Dans la forêt d’uniformes bleus, on ne voit qu’elle : écharpe blanche sur la tête en signe de ralliement, silhouette minuscule face au gabarit imposant des policiers. Ce samedi 3 février, les forces de l’ordre viennent d’arrêter plusieurs journalistes et des participants à l’action hebdomadaire des « femmes de mobilisés », ces collectifs qui réclament le retour du front ukrainien de leurs maris, de leurs fils, de leurs frères.
Du haut de son 1,55 mètre, Maria Andreïeva se place, seule, devant le fourgon de police, interdisant au véhicule de bouger. Elle plaide pour chacun des manifestants, essaie de les arracher aux griffes des agents. En vain : tous seront gardés plusieurs heures et obligés de signer un engagement à ne plus participer à des « actions illégales ».
Ainsi va la guerre en Ukraine, qui révèle les caractères, même à l’arrière. Pédiatre de formation, la Moscovite âgée de 34 ans n’avait jamais milité, jamais manifesté, encore moins pris la tête d’une quelconque contestation. Et la voilà soudain transformée en figure de proue d’un mouvement qui, aussi fragile soit-il, contrarie les autorités russes.

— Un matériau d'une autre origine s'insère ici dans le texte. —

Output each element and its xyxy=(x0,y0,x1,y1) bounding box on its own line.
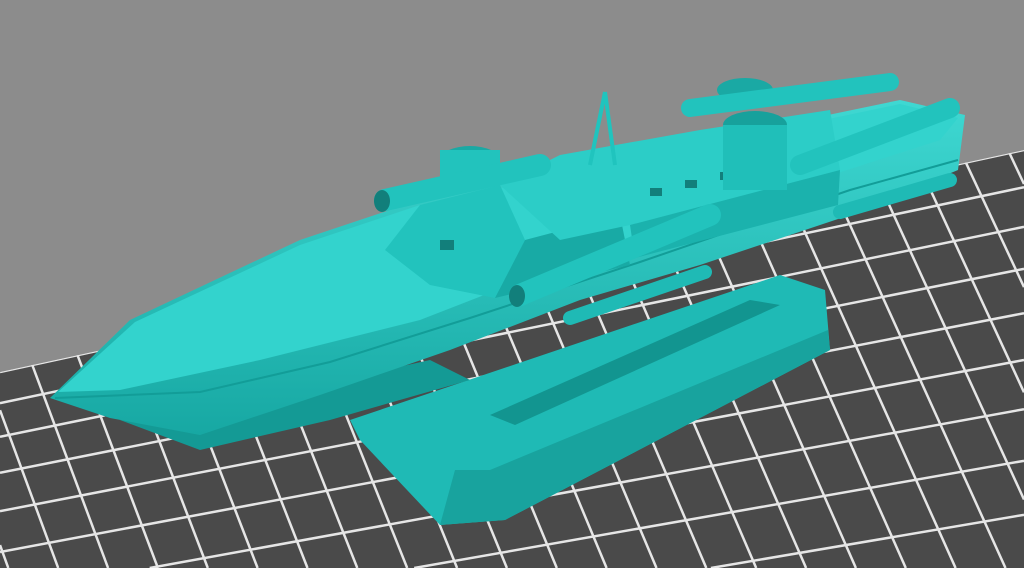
window xyxy=(650,188,662,196)
3d-viewport[interactable] xyxy=(0,0,1024,568)
tube-muzzle xyxy=(509,285,525,307)
tube-muzzle xyxy=(374,190,390,212)
scene-canvas[interactable] xyxy=(0,0,1024,568)
window xyxy=(685,180,697,188)
window xyxy=(440,240,454,250)
bridge-tower-body xyxy=(723,125,787,190)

« Si, par malheur, il arrivait quelque chose à mon mari, je m’en voudrais de n’avoir pas fait le maximum pour le sortir de là, dit-elle pour résumer son engagement. Et puis, la petite a une grand-mère… » Comprendre : si Maria Andreïeva devait aller en prison, la fillette de 2 ans et demi, privée de son père et de sa mère, ne serait pas laissée à l’abandon.
Rester dans la légalité
Les « filles », comme elles s’appellent entre elles, n’en sont pas moins prudentes. Pendant des mois, elles se sont contentées d’écrire aux députés, aux ministères, de signer des pétitions… « J’ai toute une collection d’accusés de réception », ironise Maria Andreïeva pour évoquer l’embarras des autorités face à ces initiatives. C’est surtout sur Telegram qu’elles s’organisent, dans des groupes baptisés « Le chemin du retour ».
Elles prennent bien soin, aussi, de rester dans la légalité, de donner des gages de loyauté. Ce n’est pas la fin de « l’opération militaire spéciale » qu’elles réclament, mais que celle-ci soit conduite par des volontaires, et non par les 300 000 civils mobilisés à l’automne 2022. Dès le mois de décembre de cette même année, d’ailleurs, le ministre de la défense, Sergueï Choïgou, s’y était engagé, évoquant une « priorité ». Mais les autorités ont beau se vanter d’un nombre de recrutements exceptionnellement élevé (385 000 pour l’année 2023, officiellement), il n’est pas question d’un retour des mobilisés.